German Chancellor Angela Merkel (R) and Greek Prime Minister George Papandreou speak to reporters at the Chancellery in Berlin Sept 27, 2011. Papandreou, who must implement reforms to receive further aid, is meeting Merkel to discuss the euro zone debt crisis, two days before a parliamentary vote in Berlin on an expanded bailout fund to prop up weaker members in the bloc. [Photo/Agencies]

BERLIN/ATHENS - German Chancellor Angela Merkel may fall short of a majority in her own coalition for a crucial reform of the euro zone rescue fund meant to stop a sovereign debt crisis spreading, in what would be a severe blow to her authority, a test vote showed.

Talk of proposals to leverage up the 440 billion euro ($598.5 billion) bailout fund to multiply Europe's financial firepower lifted global stocks on Tuesday but made it harder for Merkel to unite her fractious center-right coalition.

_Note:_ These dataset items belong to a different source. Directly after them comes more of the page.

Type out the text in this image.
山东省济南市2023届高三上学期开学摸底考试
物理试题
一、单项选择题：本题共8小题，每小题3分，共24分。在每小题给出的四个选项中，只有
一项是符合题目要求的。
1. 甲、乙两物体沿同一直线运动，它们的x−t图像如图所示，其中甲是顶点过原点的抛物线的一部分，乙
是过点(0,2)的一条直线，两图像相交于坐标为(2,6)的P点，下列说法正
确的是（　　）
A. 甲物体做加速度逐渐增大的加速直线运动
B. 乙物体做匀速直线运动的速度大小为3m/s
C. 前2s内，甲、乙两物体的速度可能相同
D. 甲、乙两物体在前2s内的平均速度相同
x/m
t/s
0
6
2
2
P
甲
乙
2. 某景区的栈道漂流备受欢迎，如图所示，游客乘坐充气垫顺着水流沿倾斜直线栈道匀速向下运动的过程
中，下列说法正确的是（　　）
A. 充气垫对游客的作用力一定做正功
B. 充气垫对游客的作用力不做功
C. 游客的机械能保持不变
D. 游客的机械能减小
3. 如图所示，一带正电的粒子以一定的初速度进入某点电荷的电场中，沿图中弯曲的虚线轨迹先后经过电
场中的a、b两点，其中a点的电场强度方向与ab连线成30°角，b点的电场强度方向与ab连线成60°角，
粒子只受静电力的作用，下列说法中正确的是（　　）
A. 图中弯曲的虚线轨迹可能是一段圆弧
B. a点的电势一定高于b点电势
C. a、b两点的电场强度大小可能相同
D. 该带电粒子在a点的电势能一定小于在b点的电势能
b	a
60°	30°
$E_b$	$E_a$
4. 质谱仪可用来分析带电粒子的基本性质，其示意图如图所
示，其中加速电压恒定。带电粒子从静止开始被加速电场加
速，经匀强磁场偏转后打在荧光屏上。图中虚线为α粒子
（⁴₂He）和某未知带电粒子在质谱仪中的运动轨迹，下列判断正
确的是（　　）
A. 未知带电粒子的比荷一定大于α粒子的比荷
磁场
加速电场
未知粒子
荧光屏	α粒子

The Bundestag (lower house) is sure to approve a widening of the scope of the European Financial Stability Facility to aid weak states and banks, agreed by European leaders in July, since the opposition Social Democrats and Greens say they will vote for the measure on Thursday.

But a revolt by Euro skeptical backbenchers hostile to further bailouts in Merkel's conservatives and their liberal Free Democratic coalition partners may leave her without a majority in her own camp.

In an internal vote on Tuesday, 11 deputies from Merkel's CDU/CSU group voted against the motion and two abstained. Coalition sources said they expected between 2 and 5 FDP lawmakers to vote against and up to 6 to abstain.

If more than 19 coalition lawmakers vote against or abstain, Merkel will be dependent on opposition votes in a political humiliation that could weaken her ability to push through future rescues.

European shares surged by 4.3 percent in the biggest one-day percentage gain since May 2010 and safe-haven German bonds fell on reports that policymakers were preparing decisive action to tackle the debt crisis.

The cost of insuring Italian, Spanish and French debt against default also fell on hopes of a bold solution, which appear to have little grounding in immediate political reality.

German Finance Minister Wolfgang Schaeuble was forced to deny that any increase in the volume of the bailout fund is planned in a bid to calm irate center-right lawmakers.

"We do not intend to increase it," Schaeuble told n-tv.

That did not directly address the question of whether the EFSF fund could be leveraged to raise more money to prevent contagion spreading from Greece to Italy and Spain, the euro zone's third and fourth economies.